The Wages, An Illustrated Story | 23. Songs and Parables | Unearthly Skies
I felt like I was falling into the blank paintings, or floating up into unearthly skies that were lit by mysterious gasses, and releasing my existence to some unknowable fate. I stared into the art for a bit. Some of the paintings had a single blob of the same colour somewhere in them, like a squeeze of toothpaste, an irregularity in the emptiness. I stared at one little blob, and I felt strangely sympathetic or affectionate to it. It looked so alone in the emptiness. The paintings without a blob started to bother me more in the context of the ones that had them.

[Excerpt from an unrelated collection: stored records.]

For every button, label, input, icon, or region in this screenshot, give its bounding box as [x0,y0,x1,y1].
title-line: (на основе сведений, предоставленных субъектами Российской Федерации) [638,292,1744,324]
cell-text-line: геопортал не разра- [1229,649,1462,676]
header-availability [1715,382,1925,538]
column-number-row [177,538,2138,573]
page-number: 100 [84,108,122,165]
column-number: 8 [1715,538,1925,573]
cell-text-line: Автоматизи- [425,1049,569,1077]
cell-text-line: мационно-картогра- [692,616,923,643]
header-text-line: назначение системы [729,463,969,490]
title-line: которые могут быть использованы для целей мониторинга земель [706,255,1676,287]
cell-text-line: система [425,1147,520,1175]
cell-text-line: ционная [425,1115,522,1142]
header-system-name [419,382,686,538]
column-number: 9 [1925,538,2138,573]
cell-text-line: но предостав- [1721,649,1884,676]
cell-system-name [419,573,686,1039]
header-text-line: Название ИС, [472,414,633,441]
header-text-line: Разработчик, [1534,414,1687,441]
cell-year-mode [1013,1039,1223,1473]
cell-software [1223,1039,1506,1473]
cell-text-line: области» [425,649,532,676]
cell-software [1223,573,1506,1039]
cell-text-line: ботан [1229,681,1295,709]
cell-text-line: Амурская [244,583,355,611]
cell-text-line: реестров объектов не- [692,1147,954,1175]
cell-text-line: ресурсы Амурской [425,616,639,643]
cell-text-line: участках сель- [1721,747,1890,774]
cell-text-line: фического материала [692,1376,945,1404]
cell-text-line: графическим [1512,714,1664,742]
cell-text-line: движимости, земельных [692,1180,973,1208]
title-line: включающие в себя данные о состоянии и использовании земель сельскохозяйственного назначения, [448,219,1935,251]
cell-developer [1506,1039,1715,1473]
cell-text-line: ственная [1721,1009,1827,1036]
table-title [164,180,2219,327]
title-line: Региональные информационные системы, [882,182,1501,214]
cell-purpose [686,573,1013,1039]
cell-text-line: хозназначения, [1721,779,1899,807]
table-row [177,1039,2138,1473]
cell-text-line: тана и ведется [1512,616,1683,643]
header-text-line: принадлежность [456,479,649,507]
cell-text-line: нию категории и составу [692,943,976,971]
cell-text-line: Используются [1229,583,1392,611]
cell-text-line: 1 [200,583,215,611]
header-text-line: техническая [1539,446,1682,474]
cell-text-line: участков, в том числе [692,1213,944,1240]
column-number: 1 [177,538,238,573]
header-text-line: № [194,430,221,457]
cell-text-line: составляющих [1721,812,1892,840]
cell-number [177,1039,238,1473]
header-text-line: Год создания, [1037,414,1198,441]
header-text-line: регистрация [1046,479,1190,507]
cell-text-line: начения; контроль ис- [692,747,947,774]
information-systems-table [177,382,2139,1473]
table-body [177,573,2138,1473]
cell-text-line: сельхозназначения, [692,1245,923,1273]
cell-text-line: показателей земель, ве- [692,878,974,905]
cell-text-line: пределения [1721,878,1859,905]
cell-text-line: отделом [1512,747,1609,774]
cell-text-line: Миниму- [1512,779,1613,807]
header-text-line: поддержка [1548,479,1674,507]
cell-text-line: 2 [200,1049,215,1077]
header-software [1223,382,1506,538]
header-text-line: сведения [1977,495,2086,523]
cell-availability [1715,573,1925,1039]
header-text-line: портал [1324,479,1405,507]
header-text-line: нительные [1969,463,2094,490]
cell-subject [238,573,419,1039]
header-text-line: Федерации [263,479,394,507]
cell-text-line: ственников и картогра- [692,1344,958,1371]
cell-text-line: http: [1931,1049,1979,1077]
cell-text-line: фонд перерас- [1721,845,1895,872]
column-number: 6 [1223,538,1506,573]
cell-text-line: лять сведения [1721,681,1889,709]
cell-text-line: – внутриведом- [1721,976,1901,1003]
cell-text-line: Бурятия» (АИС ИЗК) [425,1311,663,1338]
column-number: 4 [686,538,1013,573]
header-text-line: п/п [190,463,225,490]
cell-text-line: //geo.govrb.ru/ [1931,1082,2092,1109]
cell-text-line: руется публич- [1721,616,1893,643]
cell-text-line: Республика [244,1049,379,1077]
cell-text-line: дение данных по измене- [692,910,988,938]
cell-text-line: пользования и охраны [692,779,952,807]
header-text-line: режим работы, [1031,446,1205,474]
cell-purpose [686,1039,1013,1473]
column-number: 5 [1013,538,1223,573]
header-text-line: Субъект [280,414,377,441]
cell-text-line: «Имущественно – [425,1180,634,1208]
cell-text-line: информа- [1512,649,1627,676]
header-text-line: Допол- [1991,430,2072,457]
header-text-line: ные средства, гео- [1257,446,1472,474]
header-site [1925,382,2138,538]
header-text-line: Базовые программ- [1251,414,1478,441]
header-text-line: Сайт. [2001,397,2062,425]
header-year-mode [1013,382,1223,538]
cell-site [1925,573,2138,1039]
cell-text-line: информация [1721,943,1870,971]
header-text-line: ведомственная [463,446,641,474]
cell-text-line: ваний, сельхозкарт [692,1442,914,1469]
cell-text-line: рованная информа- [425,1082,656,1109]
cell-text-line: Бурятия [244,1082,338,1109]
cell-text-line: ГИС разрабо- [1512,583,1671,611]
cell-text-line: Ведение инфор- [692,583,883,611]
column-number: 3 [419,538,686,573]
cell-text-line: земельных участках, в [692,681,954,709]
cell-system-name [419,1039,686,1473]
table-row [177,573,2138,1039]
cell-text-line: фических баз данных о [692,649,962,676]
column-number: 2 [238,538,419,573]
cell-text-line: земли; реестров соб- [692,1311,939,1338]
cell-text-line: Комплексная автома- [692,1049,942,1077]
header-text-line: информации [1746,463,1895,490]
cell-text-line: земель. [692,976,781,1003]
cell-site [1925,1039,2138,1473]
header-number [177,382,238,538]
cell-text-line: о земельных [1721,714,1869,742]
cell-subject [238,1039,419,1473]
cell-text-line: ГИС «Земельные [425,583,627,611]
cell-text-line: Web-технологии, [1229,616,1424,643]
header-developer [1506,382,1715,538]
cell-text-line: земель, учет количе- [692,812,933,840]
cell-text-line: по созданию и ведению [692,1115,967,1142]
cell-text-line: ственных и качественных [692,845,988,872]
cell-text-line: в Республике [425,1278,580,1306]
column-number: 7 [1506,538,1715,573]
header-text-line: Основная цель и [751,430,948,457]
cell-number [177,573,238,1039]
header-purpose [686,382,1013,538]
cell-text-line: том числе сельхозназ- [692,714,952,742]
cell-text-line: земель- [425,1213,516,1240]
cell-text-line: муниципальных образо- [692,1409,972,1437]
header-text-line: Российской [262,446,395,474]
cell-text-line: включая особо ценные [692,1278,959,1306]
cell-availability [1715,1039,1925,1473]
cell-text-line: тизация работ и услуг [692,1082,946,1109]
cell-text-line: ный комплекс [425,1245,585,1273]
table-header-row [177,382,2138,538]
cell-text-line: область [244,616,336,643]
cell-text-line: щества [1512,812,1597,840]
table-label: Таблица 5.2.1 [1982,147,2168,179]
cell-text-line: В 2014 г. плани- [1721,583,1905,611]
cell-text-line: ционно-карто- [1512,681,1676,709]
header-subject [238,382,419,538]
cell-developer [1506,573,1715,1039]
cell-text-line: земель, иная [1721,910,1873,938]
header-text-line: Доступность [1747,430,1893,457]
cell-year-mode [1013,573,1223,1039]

“It’s fascinating,” I said to the artist. “So many colours, but only one colour in each painting. I like to look at a few of the paintings at a time. Each is challenging, but all together they’re intense. It’s hypnotic.” I hoped I wasn’t saying something wrong.
“Thank you,” the artist replied, “I don’t know if I made a mistake bringing them here, but I made this idea part of a grant application, and I got the grant. But not too many people are looking at the paintings or talking to me. I didn’t really expect to sell any, but I wanted to bring my art to the people. It’s a little frustrating.”
“It can be daunting, showing yourself,” I said.
“Hey, that music you were just playing in the festival. That was lively. And here I thought country music was just for the types who live in trailer parks.” I paused for a second.
“I lived in a trailer park for a while, with my sister and my parents,” I said.
“Oh! I’m sorry!” she replied, “I don’t have the greatest apartment myself. I apologize; I don’t mean it to reflect on how you lived.”
“Uh huh,” I said flatly, “Don’t worry about it.”
“Your family should have been given proper housing, then you wouldn’t have had to live in undignified ways.”
“Yeah. Thanks. I get it,” I said. I wished she would stop, but it seemed like she was just getting started. Maybe I should have let the trailer comment go. I found myself trying to review what I had said about her paintings, to see if any of it was something insulting or stupid, that might have made her want to keep getting digs in at me.
But the next thing she said was, “All of us artists and musicians should come together, and we could take over and build a better world.”